Lazar Bačić (Лазар Бачић; January 1865 – 12 May 1941) was a Croatian Serb merchant and philanthropist. Ustashas used his property and industrial facilities to open the Ciglana part of the Jasenovac concentration camp. He was a prominent benefactor of Privrednik.

== Biography ==
Bačić was engaged in trade and owned several stores in Zagreb and Jasenovac, as well as a brickyard.

He was one of the founders of the Serbian Bank in Zagreb, a longtime president of the Serbian Orthodox Church Administration in Jasenovac, a member of the Board of Directors of the Pakrac Savings Bank in Pakrac and the Serbian co-operation for promotion and savings in Okučani, a member of the Supervisory Board of the Serbian Credit Cooperative in Kostajnica and the Serbian Savings Bank as a cooperative in Nova Gradiška.
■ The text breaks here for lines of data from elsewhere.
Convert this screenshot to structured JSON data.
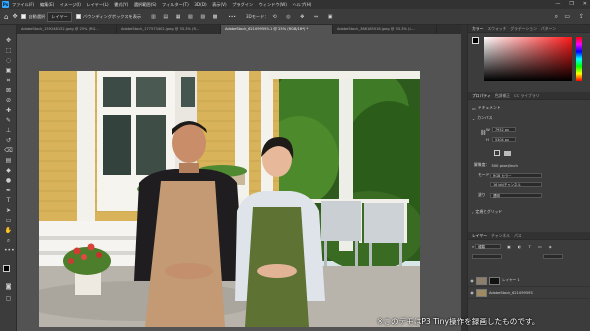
{
  "app": {
    "logo": "Ps",
    "menu": [
      "ファイル(F)",
      "編集(E)",
      "イメージ(I)",
      "レイヤー(L)",
      "書式(Y)",
      "選択範囲(S)",
      "フィルター(T)",
      "3D(D)",
      "表示(V)",
      "プラグイン",
      "ウィンドウ(W)",
      "ヘルプ(H)"
    ],
    "window_buttons": [
      "—",
      "❐",
      "✕"
    ]
  },
  "options_bar": {
    "auto_select_label": "自動選択",
    "auto_select_target": "レイヤー",
    "transform_controls_label": "バウンディングボックスを表示",
    "mode_3d_label": "3Dモード："
  },
  "tabs": [
    {
      "label": "AdobeStock_159248152.jpeg @ 25% (RG..."
    },
    {
      "label": "AdobeStock_177573402.jpeg @ 33.3% (R..."
    },
    {
      "label": "AdobeStock_621099593-1 @ 25% (RGB/16*) *"
    },
    {
      "label": "AdobeStock_368185518.jpeg @ 33.3% (L..."
    }
  ],
  "right_panel": {
    "color_tabs": [
      "カラー",
      "スウォッチ",
      "グラデーション",
      "パターン"
    ],
    "properties_tabs": [
      "プロパティ",
      "色調補正",
      "CC ライブラリ"
    ],
    "document_label": "ドキュメント",
    "canvas_header": "カンバス",
    "w_label": "W",
    "w_value": "7952 px",
    "h_label": "H",
    "h_value": "5304 px",
    "resolution_label": "解像度：",
    "resolution_value": "300 pixel/inch",
    "mode_label": "モード",
    "mode_value": "RGB カラー",
    "bits_value": "16 bit/チャンネル",
    "fill_label": "塗り",
    "fill_value": "透明",
    "rulers_header": "定規とグリッド",
    "layers_tabs": [
      "レイヤー",
      "チャンネル",
      "パス"
    ],
    "layers_kind": "種類",
    "layers": [
      {
        "name": "レイヤー 1"
      },
      {
        "name": "AdobeStock_621099593"
      }
    ]
  },
  "caption": "※このデモはP3 Tiny操作を録画したものです。",
  "colors": {
    "accent": "#31a8ff",
    "panel_bg": "#3c3c3c",
    "canvas_bg": "#535353"
  }
}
=== High treason accusation ===
As a member of the Central Committee of the Serb Independent Party, in 1909 Bačić was one of 53 Serbs accused by the Austro-Hungarian Monarchy of high treason – conspiracy to overthrow the state and place Croatia-Slavonia under Serbian rule. He spent 16 months in a prison. After that he was tagged as a suspicious person, especially during the World War I.

=== Privrednik ===
Bačić was a member of the Privrednik's Patronage at the time of his establishment in 1911 and one of its greatest philanthropists. Each year, on the Lazarus Saturday, he donated ten thousand Yugoslav dinars to Privrednik. In addition to his regular cash payments, in 1921, he handed over a luxurious two-storey building with a shop at the corner of the Gaj Street and the Berislavić Street in the center of Zagreb, as well as hundred thousand dinars.

== Death ==
Bačić died in his apartment in Zagreb on 12 May 1941 and was buried at the Mirogoj Cemetery on 14 May.

His property in Jasenovac was confiscated by Ustasha Militia and used its industrial facilities to open the Ciglana part of the Jasenovac concentration camp, which existed there until 23 April 1945.

=== Sedlar controversy ===
Croatian filmmaker Jakov Sedlar in his 2016 documentary film Jasenovac – istina accused Bačić for the pre-war murders of Croats in Jasenovac and stated that he and his son Ozren had fled to Serbia where they supported the Milan Nedić's Government. Ljubica Bačić, a daughter of Ozren Bačić, rejected this accusations and confirmed that Ozren was his nephew and that he died in Zagreb.

== Personal life ==
He had a brother, Jovan, who was a merchant also. He married Dragica Miković, with whom he had no children.